Correlation Between IShares Core and WBI BullBear
Can any of the company-specific risk be diversified away by investing in both IShares Core and WBI BullBear at the same time? Although using a correlation coefficient on its own may not help to predict future stock returns, this module helps to understand the diversifiable risk of combining IShares Core and WBI BullBear into the same portfolio, which is an essential part of the fundamental portfolio management process.
By analyzing existing cross correlation between iShares Core SP and WBI BullBear Quality, you can compare the effects of market volatilities on IShares Core and WBI BullBear and check how they will diversify away market risk if combined in the same portfolio for a given time horizon. You can also utilize pair trading strategies of matching a long position in IShares Core with a short position of WBI BullBear.
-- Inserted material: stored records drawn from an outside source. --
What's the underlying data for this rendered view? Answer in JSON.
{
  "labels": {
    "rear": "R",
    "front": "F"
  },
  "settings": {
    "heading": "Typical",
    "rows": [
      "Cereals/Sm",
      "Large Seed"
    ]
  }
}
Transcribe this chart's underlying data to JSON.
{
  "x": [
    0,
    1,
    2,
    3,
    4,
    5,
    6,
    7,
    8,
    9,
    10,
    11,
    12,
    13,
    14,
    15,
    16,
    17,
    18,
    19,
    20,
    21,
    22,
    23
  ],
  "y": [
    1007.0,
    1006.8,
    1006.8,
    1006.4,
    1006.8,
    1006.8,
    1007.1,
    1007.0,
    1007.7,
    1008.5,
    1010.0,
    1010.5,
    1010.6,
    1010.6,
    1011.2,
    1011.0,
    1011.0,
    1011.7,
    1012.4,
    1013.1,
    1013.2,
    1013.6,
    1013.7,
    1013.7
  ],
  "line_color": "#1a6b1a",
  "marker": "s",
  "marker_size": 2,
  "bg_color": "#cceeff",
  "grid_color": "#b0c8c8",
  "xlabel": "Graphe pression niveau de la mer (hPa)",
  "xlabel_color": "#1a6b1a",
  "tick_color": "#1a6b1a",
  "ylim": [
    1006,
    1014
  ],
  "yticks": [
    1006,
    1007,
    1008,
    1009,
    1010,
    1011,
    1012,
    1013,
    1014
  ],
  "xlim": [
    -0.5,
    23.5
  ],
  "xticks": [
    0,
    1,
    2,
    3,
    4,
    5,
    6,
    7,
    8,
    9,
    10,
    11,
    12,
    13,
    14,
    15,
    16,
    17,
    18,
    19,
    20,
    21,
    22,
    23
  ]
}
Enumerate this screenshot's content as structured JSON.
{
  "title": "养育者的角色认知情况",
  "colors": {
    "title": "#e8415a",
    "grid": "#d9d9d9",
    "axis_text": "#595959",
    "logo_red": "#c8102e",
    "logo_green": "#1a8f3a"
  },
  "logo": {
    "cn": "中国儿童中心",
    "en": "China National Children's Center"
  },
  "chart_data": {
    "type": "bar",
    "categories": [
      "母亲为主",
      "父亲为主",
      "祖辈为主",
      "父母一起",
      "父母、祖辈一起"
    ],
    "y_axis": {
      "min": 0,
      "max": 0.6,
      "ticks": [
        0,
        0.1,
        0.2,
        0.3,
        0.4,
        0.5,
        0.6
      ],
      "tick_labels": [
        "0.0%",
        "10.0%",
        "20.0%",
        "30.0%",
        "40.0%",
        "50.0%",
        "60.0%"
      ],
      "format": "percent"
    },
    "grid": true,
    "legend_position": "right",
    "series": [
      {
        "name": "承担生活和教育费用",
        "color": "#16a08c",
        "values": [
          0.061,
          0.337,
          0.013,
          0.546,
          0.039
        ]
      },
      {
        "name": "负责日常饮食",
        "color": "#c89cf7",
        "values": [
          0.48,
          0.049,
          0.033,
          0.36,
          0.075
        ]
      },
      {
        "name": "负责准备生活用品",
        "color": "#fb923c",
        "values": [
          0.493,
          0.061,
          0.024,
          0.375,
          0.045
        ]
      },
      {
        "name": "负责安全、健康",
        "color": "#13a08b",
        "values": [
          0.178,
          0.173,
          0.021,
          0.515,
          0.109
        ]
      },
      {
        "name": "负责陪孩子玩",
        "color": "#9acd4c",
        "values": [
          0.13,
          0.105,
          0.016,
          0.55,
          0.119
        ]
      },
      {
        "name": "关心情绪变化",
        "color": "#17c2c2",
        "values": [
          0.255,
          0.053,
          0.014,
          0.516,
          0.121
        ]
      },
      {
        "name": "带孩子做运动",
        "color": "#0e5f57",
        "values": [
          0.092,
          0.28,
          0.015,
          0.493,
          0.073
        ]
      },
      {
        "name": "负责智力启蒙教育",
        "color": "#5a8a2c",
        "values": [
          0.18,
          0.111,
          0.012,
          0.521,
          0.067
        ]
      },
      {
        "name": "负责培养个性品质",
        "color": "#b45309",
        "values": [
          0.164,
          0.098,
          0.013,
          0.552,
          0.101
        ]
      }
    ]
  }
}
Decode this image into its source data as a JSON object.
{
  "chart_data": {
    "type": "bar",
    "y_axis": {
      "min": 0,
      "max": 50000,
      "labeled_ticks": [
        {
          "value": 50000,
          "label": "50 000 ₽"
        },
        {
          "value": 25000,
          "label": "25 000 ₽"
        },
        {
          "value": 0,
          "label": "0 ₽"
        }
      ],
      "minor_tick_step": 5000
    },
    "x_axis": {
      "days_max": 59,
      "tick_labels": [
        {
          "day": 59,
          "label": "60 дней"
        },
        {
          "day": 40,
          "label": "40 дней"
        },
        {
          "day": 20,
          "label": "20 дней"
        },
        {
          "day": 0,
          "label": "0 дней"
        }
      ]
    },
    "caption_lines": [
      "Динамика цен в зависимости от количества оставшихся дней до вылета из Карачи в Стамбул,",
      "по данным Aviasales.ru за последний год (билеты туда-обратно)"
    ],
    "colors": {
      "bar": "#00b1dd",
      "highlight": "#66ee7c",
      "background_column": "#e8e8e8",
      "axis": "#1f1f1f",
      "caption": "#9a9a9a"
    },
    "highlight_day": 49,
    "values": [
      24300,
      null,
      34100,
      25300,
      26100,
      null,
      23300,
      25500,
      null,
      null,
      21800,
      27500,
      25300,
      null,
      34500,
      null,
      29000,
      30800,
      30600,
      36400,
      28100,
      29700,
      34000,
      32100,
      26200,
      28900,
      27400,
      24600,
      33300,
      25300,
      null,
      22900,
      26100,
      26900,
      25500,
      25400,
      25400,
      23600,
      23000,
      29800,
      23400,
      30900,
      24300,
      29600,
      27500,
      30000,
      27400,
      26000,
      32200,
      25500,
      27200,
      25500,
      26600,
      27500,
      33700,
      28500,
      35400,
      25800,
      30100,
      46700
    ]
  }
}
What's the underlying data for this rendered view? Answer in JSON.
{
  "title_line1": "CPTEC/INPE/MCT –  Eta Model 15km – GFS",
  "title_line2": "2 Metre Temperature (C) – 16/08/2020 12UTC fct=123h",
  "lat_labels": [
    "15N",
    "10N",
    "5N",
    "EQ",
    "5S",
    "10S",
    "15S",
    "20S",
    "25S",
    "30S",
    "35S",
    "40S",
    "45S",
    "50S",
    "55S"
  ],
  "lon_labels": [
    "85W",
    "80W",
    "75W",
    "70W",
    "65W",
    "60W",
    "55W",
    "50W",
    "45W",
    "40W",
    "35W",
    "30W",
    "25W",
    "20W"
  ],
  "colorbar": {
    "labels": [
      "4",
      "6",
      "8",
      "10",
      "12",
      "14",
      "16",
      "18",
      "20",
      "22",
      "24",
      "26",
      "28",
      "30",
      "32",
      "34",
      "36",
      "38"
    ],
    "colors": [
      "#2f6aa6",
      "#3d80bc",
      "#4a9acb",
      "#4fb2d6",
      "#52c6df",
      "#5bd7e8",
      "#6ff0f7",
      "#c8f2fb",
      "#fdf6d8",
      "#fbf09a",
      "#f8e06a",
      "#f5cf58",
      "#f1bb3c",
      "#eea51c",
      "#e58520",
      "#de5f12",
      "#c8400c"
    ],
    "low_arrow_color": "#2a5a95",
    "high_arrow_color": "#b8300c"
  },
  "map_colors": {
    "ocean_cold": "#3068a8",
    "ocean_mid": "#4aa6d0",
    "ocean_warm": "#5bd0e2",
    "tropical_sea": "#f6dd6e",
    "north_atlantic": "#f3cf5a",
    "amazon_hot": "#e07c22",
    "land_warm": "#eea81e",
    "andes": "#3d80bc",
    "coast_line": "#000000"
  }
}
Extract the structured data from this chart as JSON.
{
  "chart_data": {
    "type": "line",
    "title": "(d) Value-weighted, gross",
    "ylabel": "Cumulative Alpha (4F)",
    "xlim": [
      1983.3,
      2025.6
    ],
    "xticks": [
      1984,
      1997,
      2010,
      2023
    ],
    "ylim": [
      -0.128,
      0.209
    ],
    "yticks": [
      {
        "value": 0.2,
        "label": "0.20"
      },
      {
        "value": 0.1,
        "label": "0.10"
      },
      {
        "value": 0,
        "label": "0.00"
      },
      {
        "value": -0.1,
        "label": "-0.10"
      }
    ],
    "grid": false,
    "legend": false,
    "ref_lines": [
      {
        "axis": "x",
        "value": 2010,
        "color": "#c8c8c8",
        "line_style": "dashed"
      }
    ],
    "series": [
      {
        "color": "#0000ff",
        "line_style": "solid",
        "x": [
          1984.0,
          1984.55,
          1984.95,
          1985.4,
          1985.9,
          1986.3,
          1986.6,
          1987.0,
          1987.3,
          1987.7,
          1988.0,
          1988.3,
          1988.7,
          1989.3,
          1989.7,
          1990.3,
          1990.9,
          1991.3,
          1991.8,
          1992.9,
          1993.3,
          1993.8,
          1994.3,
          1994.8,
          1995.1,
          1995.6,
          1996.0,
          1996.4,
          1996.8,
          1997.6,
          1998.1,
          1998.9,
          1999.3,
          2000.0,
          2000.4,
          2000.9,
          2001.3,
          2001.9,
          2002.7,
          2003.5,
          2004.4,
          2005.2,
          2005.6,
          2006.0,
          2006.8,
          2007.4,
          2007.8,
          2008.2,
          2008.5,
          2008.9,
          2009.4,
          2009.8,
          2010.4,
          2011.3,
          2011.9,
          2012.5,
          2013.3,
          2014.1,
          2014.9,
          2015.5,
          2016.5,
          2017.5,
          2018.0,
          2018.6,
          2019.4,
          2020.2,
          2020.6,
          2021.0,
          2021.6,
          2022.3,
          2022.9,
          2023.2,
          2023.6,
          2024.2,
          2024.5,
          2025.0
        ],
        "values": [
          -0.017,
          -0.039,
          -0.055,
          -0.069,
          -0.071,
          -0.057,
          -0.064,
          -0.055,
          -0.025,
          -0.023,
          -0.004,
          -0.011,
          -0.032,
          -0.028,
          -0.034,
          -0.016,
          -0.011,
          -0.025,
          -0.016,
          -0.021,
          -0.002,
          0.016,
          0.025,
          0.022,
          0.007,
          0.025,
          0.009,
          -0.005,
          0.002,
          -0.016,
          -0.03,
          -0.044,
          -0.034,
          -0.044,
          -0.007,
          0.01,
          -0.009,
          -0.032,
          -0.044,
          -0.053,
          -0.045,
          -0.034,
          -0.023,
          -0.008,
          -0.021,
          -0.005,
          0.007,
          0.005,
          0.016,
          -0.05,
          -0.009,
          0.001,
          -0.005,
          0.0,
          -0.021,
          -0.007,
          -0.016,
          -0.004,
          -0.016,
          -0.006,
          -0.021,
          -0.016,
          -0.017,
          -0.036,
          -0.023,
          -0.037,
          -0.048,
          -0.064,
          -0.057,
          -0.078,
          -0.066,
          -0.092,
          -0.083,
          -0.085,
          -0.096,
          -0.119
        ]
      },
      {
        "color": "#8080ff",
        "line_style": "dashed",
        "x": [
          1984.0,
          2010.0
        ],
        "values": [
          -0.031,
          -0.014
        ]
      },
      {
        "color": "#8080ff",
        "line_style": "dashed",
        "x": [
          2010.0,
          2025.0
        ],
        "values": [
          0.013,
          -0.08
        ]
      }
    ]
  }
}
Check out your portfolio center. Please also check ongoing floating volatility patterns of IShares Core and WBI BullBear.
Diversification Opportunities for IShares Core and WBI BullBear
0.92 | Correlation Coefficient |
Almost no diversification
The 3 months correlation between IShares and WBI is 0.92. Overlapping area represents the amount of risk that can be diversified away by holding iShares Core SP and WBI BullBear Quality in the same portfolio, assuming nothing else is changed. The correlation between historical prices or returns on WBI BullBear Quality and IShares Core is a relative statistical measure of the degree to which these equity instruments tend to move together. The correlation coefficient measures the extent to which returns on iShares Core SP are associated (or correlated) with WBI BullBear. Values of the correlation coefficient range from -1 to +1, where. The correlation of zero (0) is possible when the price movement of WBI BullBear Quality has no effect on the direction of IShares Core i.e., IShares Core and WBI BullBear go up and down completely randomly.
Pair Corralation between IShares Core and WBI BullBear
Considering the 90-day investment horizon iShares Core SP is expected to generate 0.96 times more return on investment than WBI BullBear. However, iShares Core SP is 1.04 times less risky than WBI BullBear. It trades about 0.38 of its potential returns per unit of risk. WBI BullBear Quality is currently generating about 0.33 per unit of risk. If you would invest 57,124 in iShares Core SP on September 1, 2024 and sell it today you would earn a total of 3,383 from holding iShares Core SP or generate 5.92% return on investment over 90 days.
Time Period | 3 Months [change] |
Direction | Moves Together |
Strength | Very Strong |
Accuracy | 95.45% |
Values | Daily Returns |
iShares Core SP vs. WBI BullBear Quality
Performance |
Timeline |
iShares Core SP |
WBI BullBear Quality |
IShares Core and WBI BullBear Volatility Contrast
Predicted Return Density |
Returns |
Pair Trading with IShares Core and WBI BullBear
The main advantage of trading using opposite IShares Core and WBI BullBear positions is that it hedges away some unsystematic risk. Because of two separate transactions, even if IShares Core position performs unexpectedly, WBI BullBear can make up some of the losses. Pair trading also minimizes risk from directional movements in the market. For example, if an entire industry or sector drops because of unexpected headlines, the short position in WBI BullBear will offset losses from the drop in WBI BullBear's long position.IShares Core vs. iShares Core SP | IShares Core vs. iShares Core SP | IShares Core vs. iShares SP 500 | IShares Core vs. iShares Russell 2000 |
WBI BullBear vs. FT Vest Equity | WBI BullBear vs. Northern Lights | WBI BullBear vs. Dimensional International High | WBI BullBear vs. Matthews China Discovery |
Check out your portfolio center.Note that this page's information should be used as a complementary analysis to find the right mix of equity instruments to add to your existing portfolios or create a brand new portfolio. You can also try the Sectors module to list of equity sectors categorizing publicly traded companies based on their primary business activities.